2. Razões comportamentais

a) As cadelas recém paridas consomem as fezes dos filhotes. Dessa forma mantém o ninho limpo.

b) Ansiedade devido a conflito ambiental. Stress ambiental pode contribuir com vários comportamentos incluindo a coprofagia.

c) Cães entediados que manipula fezes como passatempo. (brincadeira ou comportamento lúdico)

d) O cão pode ser condicionado a ingerir fezes para receber atenção do proprietário. O comportamento pode ter sido reforçado pela reação emocional do proprietário "Não faça isso Totó !!!!!!!!!” e que significou ganho de atenção.

e) As fezes parecem ter um caráter lúdico e ser gratificantes, auto recompensa e serem saborosas.

f) Punições excessivas relacionada a eliminações do cão. Cães podem comer fezes para evitar que os proprietários os punam.

g) A distribuição errônea do espaço de dormir, alimentar, defecar e urinar. Cães que não dispõem de espaço suficiente e são forçados a defecar em seu espaço de dormir acabam por ingerir suas fezes para manter o espaço limpo.

h) Ansiedade de separação. Cães deixados em casa sem companhia por um longo período de tempo acabam por exibir este comportamento.

i) Vício por razões comportamentais. Cães confinados ou presos são mais aptos a desenvolverem coprofagia do que aqueles que estão em companhia humana na maior parte do tempo. Parece que animais que saem a passeio, recebem maior atenção do dono, são menos isolados e ganham brinquedos podem ter este comportamento diminuído, aliviado.

j) Cães selvagens ao se alimentarem da caça iniciam sua alimentação pela ingestão de órgãos abdominais, incluindo ai o intestino e seu conteúdo. Daí as fezes não serem repugnantes para os cães.

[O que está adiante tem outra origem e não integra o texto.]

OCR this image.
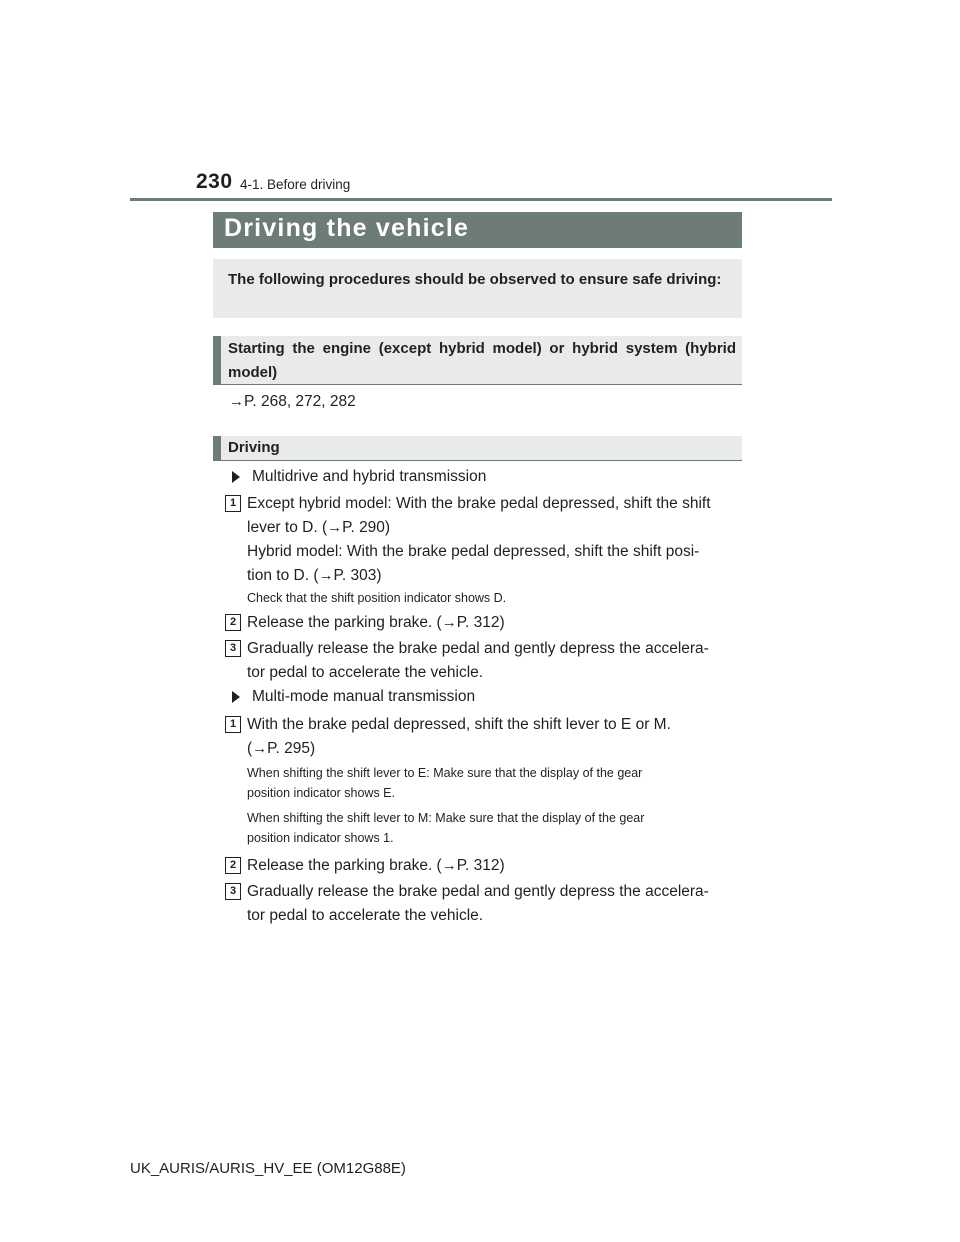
230 4-1. Before driving
Driving the vehicle

The following procedures should be observed to ensure safe driving:

Starting the engine (except hybrid model) or hybrid system (hybrid model)
→P. 268, 272, 282
Driving
Multidrive and hybrid transmission
1 Except hybrid model: With the brake pedal depressed, shift the shift
lever to D. (→P. 290)
Hybrid model: With the brake pedal depressed, shift the shift posi-
tion to D. (→P. 303)
Check that the shift position indicator shows D.
2 Release the parking brake. (→P. 312)
3 Gradually release the brake pedal and gently depress the accelera-
tor pedal to accelerate the vehicle.
Multi-mode manual transmission
1 With the brake pedal depressed, shift the shift lever to E or M.
(→P. 295)
When shifting the shift lever to E: Make sure that the display of the gear
position indicator shows E.
When shifting the shift lever to M: Make sure that the display of the gear
position indicator shows 1.
2 Release the parking brake. (→P. 312)
3 Gradually release the brake pedal and gently depress the accelera-
tor pedal to accelerate the vehicle.
UK_AURIS/AURIS_HV_EE (OM12G88E)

k) Hereditárias, manifesta-se aproximadamente aos 6-8 meses. Em tais casos o comportamento é considerado normal, onde buscar nutrientes no lixo representou uma adaptação no processo de evolução e domesticação do cão.

3. Tratamentos propostos

Cães jovens podem comer fezes com o propósito de estabelecer uma flora bacteriana intestinal apropriada, no entanto, comer as fezes representa um comportamento não adequado uma vez que as fezes podem ser fontes de infestação de vermes, bactérias e vírus. Por outro lado este comportamento é rejeitado por nós e, portanto deve ser tratado, ou modificado.

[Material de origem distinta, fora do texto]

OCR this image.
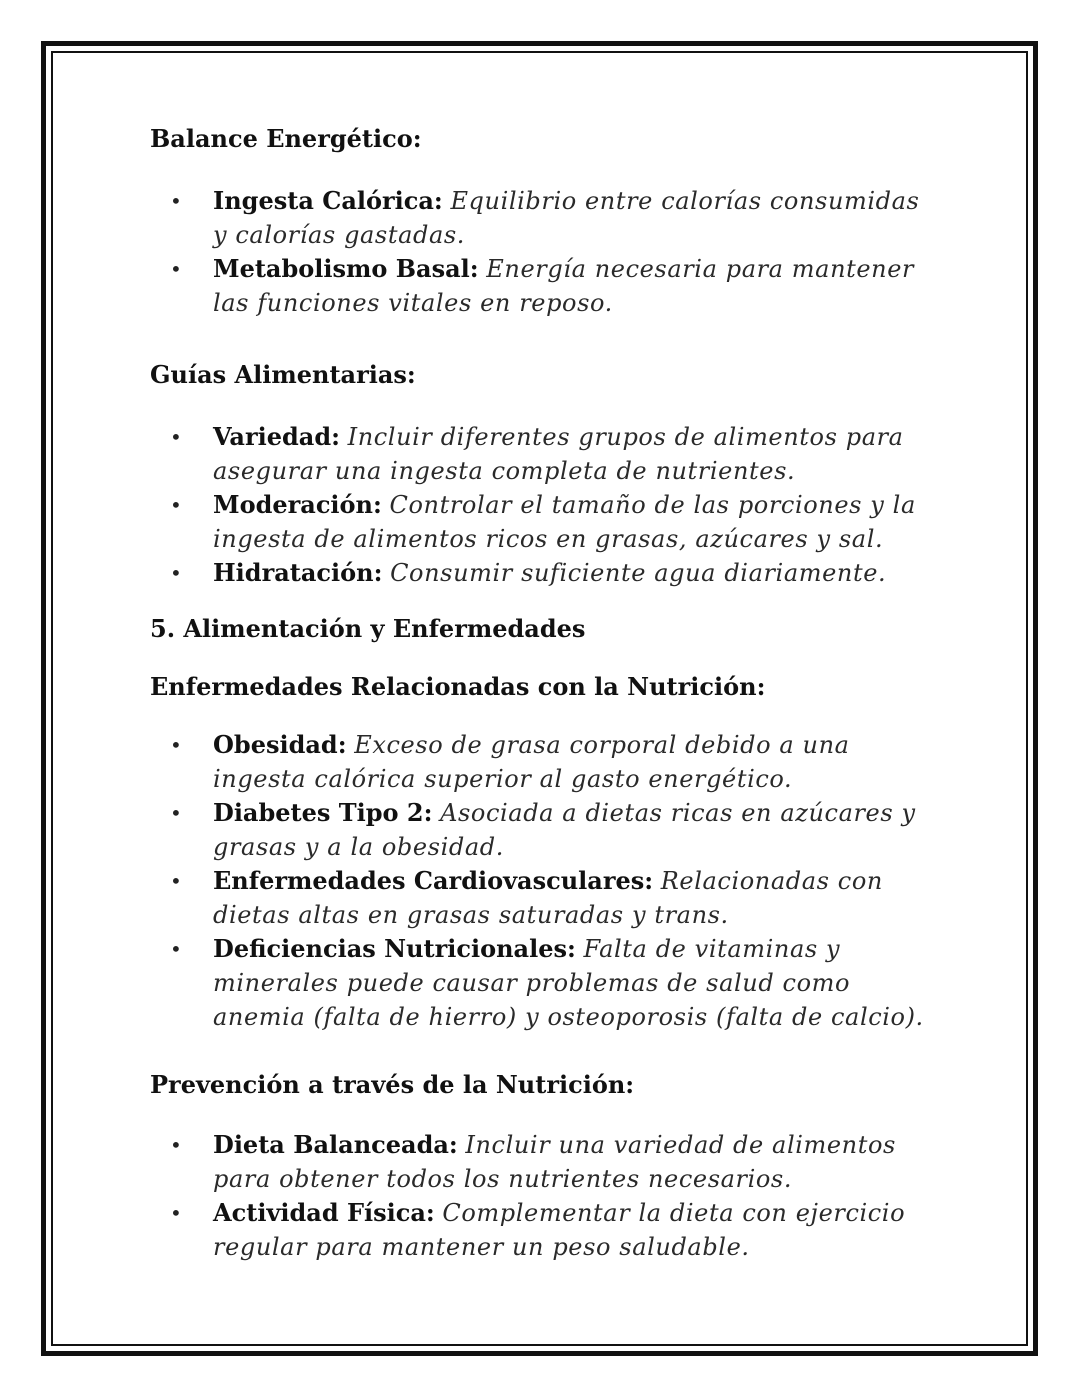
Balance Energético:

• Ingesta Calórica: Equilibrio entre calorías consumidas y calorías gastadas.
• Metabolismo Basal: Energía necesaria para mantener las funciones vitales en reposo.

Guías Alimentarias:

• Variedad: Incluir diferentes grupos de alimentos para asegurar una ingesta completa de nutrientes.
• Moderación: Controlar el tamaño de las porciones y la ingesta de alimentos ricos en grasas, azúcares y sal.
• Hidratación: Consumir suficiente agua diariamente.

5. Alimentación y Enfermedades

Enfermedades Relacionadas con la Nutrición:

• Obesidad: Exceso de grasa corporal debido a una ingesta calórica superior al gasto energético.
• Diabetes Tipo 2: Asociada a dietas ricas en azúcares y grasas y a la obesidad.
• Enfermedades Cardiovasculares: Relacionadas con dietas altas en grasas saturadas y trans.
• Deficiencias Nutricionales: Falta de vitaminas y minerales puede causar problemas de salud como anemia (falta de hierro) y osteoporosis (falta de calcio).

Prevención a través de la Nutrición:

• Dieta Balanceada: Incluir una variedad de alimentos para obtener todos los nutrientes necesarios.
• Actividad Física: Complementar la dieta con ejercicio regular para mantener un peso saludable.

O Tratamento dos casos de coprofagia descrito em literatura não é uniforme. Uma vez que as causas são multifatorias e não sejam bem definidas também tornam a escolha do tratamento muito difícil e, às vezes controvertido.

Devemos alimentar o cão, pelo menos duas vezes por dia, sendo mais bem distribuído, se alimentar três vezes ao dia. Se possuir mais de um cão junto com este animal, coloque um comedouro e um bebedouro para cada animal, e certifique-se de que todos estão tendo oportunidade de comer.

 Não dar frutas, doces e outras guloseimas para o cão enquanto tratam de coprofagia, esses restinhos de alimentos podem permanecer nas fezes, tornando-as mais atrativas. Evitar também biscoitos caninos durante esse período.

Manter o ambiente sempre limpo, não deixando o ambiente com resíduos de fezes e urina por muito tempo. Procurar não deixar o animal ver você limpando as fezes dele, pode passar na cabeça dele que ele deve limpar o ambiente também, e a única maneira de fazer isso é comendo as fezes presente no ambiente.

Brigue com o animal apenas quando pega-lo no ato comendo as fezes, e nunca depois que isso já ocorreu.

Tente trocar de ração para o animal, substituindo para uma de maior valor e de melhor qualidade.

Procure deixar brinquedos (alguns) e não somente um apenas, para que o animal se ocupe brincando com os mesmos.

Fazer vermífugo regularmente (filhotes a cada três meses, e adultos a cada seis meses).

Fazer um exame de fezes, principalmente contemplando vermes chatos, cilíndricos e protozoários.

Passear regularmente com seu animal, principalmente os que ficam por um período de mais de quatro horas diárias sozinhas (distante de seus donos), os passeios irão reduzir o estresse, e seguramente irão ajudar no tratamento de coprofagia.